I never get tired of this fascinating Italian-American Horatio Alger story. My interest began several years ago when I discovered that Bank of America was originally the Bank of Italy, started by a young man named Amedeo Giannini, the son of Italian immigrants. In my curiosity to discover more about this fact I soon learned of one of the most fascinating and generous men I've never heard of. While gathering all these bits and pieces of information I had no idea that I would discover the man who would turn out to be the inspiration for the character of George Bailey in Frank Capra's classic holiday film, It’s a Wonderful Life.
Amedeo Giannini started the Bank of Italy in a converted saloon in San Francisco at 9 am on Monday, October 17, 1904. On the first day, 28 deposits totalled $8,780. The equivilant of $37,486 today. When an earthquake struck in 1907, he ran his bank from a plank in the street. Ironically, the word “bank” is from the Italian word “banca”, meaning a bench or counter. The news quickly spread about his commitment to previously underserved members of the community such as the working class, immigrant populations, and small businesses. Giannini changed the name to Bank of America in 1928 and by 1929, the bank was strong enough to withstand the Great Depression stock crash. Matter of fact, at the height of the depression in 1932, Bank of America financed the construction of the Golden Gate Bridge.

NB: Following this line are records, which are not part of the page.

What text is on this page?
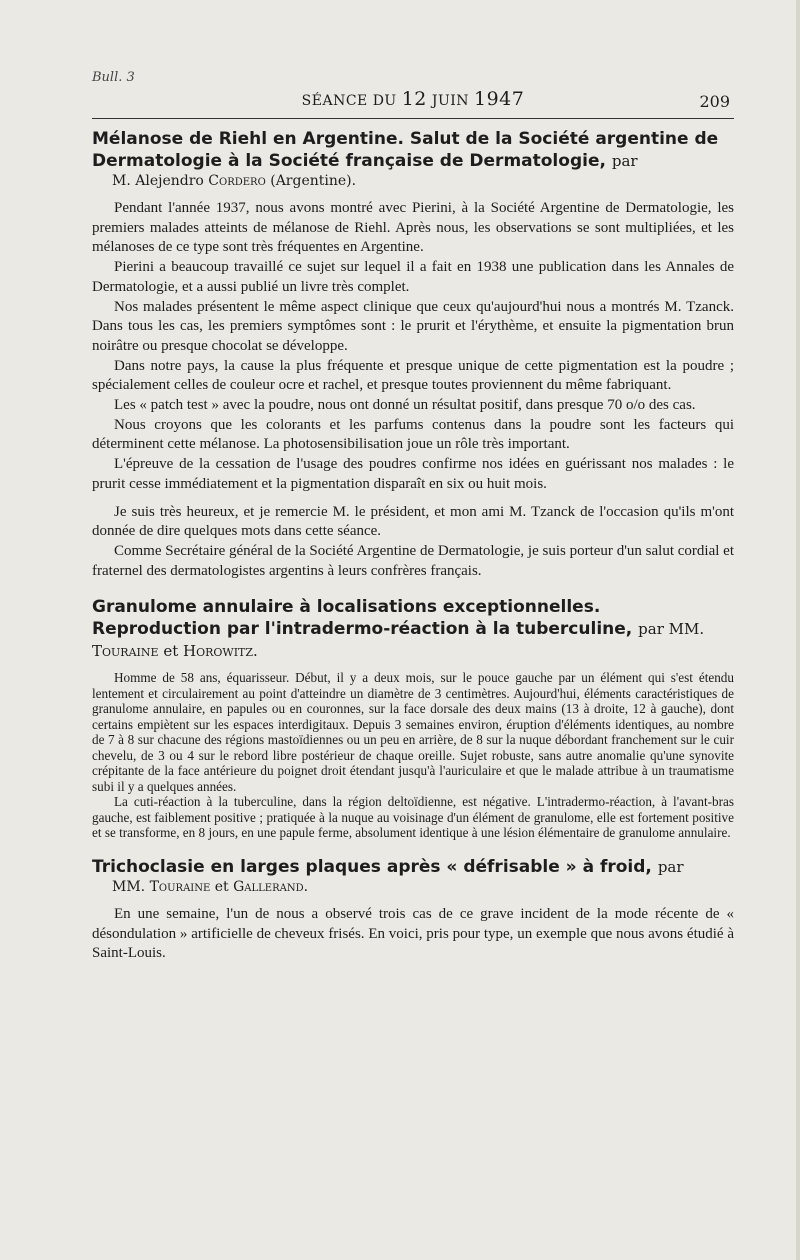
Bull. 3
SÉANCE DU 12 JUIN 1947	209
Mélanose de Riehl en Argentine. Salut de la Société argentine de Dermatologie à la Société française de Dermatologie, par
M. Alejendro Cordero (Argentine).

Pendant l'année 1937, nous avons montré avec Pierini, à la Société Argentine de Dermatologie, les premiers malades atteints de mélanose de Riehl. Après nous, les observations se sont multipliées, et les mélanoses de ce type sont très fréquentes en Argentine.

Pierini a beaucoup travaillé ce sujet sur lequel il a fait en 1938 une publication dans les Annales de Dermatologie, et a aussi publié un livre très complet.

Nos malades présentent le même aspect clinique que ceux qu'aujourd'hui nous a montrés M. Tzanck. Dans tous les cas, les premiers symptômes sont : le prurit et l'érythème, et ensuite la pigmentation brun noirâtre ou presque chocolat se développe.

Dans notre pays, la cause la plus fréquente et presque unique de cette pigmentation est la poudre ; spécialement celles de couleur ocre et rachel, et presque toutes proviennent du même fabriquant.

Les « patch test » avec la poudre, nous ont donné un résultat positif, dans presque 70 o/o des cas.

Nous croyons que les colorants et les parfums contenus dans la poudre sont les facteurs qui déterminent cette mélanose. La photosensibilisation joue un rôle très important.

L'épreuve de la cessation de l'usage des poudres confirme nos idées en guérissant nos malades : le prurit cesse immédiatement et la pigmentation disparaît en six ou huit mois.

Je suis très heureux, et je remercie M. le président, et mon ami M. Tzanck de l'occasion qu'ils m'ont donnée de dire quelques mots dans cette séance.

Comme Secrétaire général de la Société Argentine de Dermatologie, je suis porteur d'un salut cordial et fraternel des dermatologistes argentins à leurs confrères français.

Granulome annulaire à localisations exceptionnelles. Reproduction par l'intradermo-réaction à la tuberculine, par MM. Touraine et Horowitz.

Homme de 58 ans, équarisseur. Début, il y a deux mois, sur le pouce gauche par un élément qui s'est étendu lentement et circulairement au point d'atteindre un diamètre de 3 centimètres. Aujourd'hui, éléments caractéristiques de granulome annulaire, en papules ou en couronnes, sur la face dorsale des deux mains (13 à droite, 12 à gauche), dont certains empiètent sur les espaces interdigitaux. Depuis 3 semaines environ, éruption d'éléments identiques, au nombre de 7 à 8 sur chacune des régions mastoïdiennes ou un peu en arrière, de 8 sur la nuque débordant franchement sur le cuir chevelu, de 3 ou 4 sur le rebord libre postérieur de chaque oreille. Sujet robuste, sans autre anomalie qu'une synovite crépitante de la face antérieure du poignet droit étendant jusqu'à l'auriculaire et que le malade attribue à un traumatisme subi il y a quelques années.

La cuti-réaction à la tuberculine, dans la région deltoïdienne, est négative. L'intradermo-réaction, à l'avant-bras gauche, est faiblement positive ; pratiquée à la nuque au voisinage d'un élément de granulome, elle est fortement positive et se transforme, en 8 jours, en une papule ferme, absolument identique à une lésion élémentaire de granulome annulaire.

Trichoclasie en larges plaques après « défrisable » à froid, par
MM. Touraine et Gallerand.

En une semaine, l'un de nous a observé trois cas de ce grave incident de la mode récente de « désondulation » artificielle de cheveux frisés. En voici, pris pour type, un exemple que nous avons étudié à Saint-Louis.
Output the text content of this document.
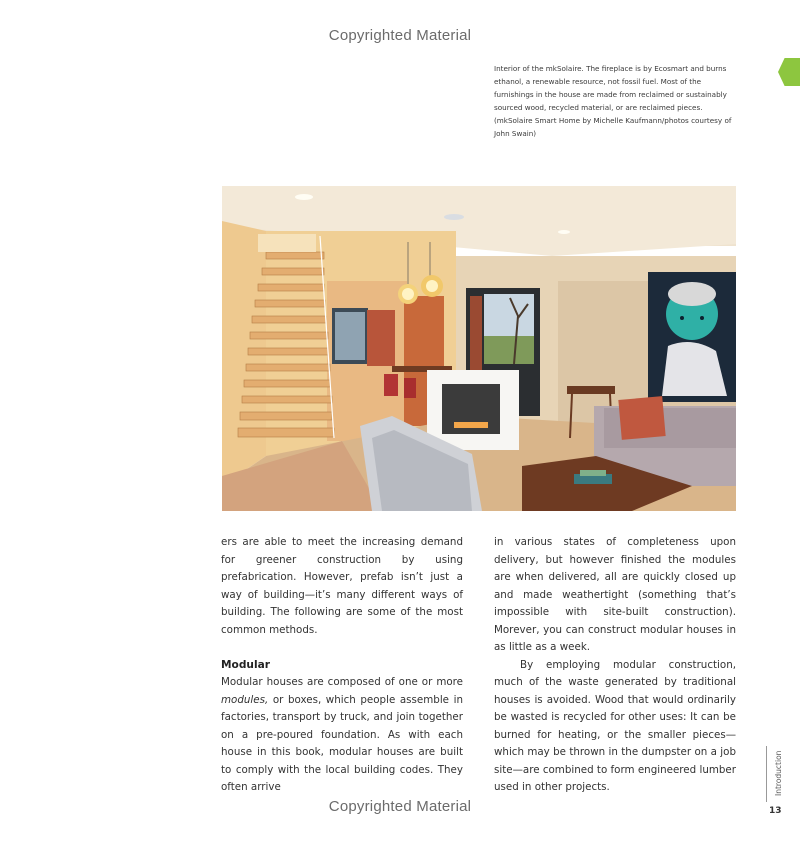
Copyrighted Material

Interior of the mkSolaire. The fireplace is by Ecosmart and burns ethanol, a renewable resource, not fossil fuel. Most of the furnishings in the house are made from reclaimed or sustainably sourced wood, recycled material, or are reclaimed pieces. (mkSolaire Smart Home by Michelle Kaufmann/photos courtesy of John Swain)

ers are able to meet the increasing demand for greener construction by using prefabrication. However, prefab isn’t just a way of building—it’s many different ways of building. The following are some of the most common methods.

Modular

Modular houses are composed of one or more modules, or boxes, which people assemble in factories, transport by truck, and join together on a pre-poured foundation. As with each house in this book, modular houses are built to comply with the local building codes. They often arrive

in various states of completeness upon delivery, but however finished the modules are when delivered, all are quickly closed up and made weathertight (something that’s impossible with site-built construction). Morever, you can construct modular houses in as little as a week.

By employing modular construction, much of the waste generated by traditional houses is avoided. Wood that would ordinarily be wasted is recycled for other uses: It can be burned for heating, or the smaller pieces—which may be thrown in the dumpster on a job site—are combined to form engineered lumber used in other projects.	Introduction
13
Copyrighted Material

In the early days of Hollywood, motion pictures were huge risk. Many lenders felt the fledgling medium was a fad and a sure money-loser. But not Giannini. In 1923, he created a motion-picture loan division, which backed such luminaries as Charlie Chaplin, Cecil B. DeMille, Douglas Fairbanks and Frank Capra, and financed hundreds of films, including such classics as West Side Story, Gone with the Wind and Lawrence of Arabia. Frank Capra was so impressed with Giannini's humility and generosity that he based the main character "George Bailey" in his 1946 film It’s a Wonderful Life on him. When Walt Disney couldn't get a loan to complete the first full-length animated film, Bank of America stepped in and lent Disney the $1.7 million he needed to finish Snow White and the Seven Dwarfs.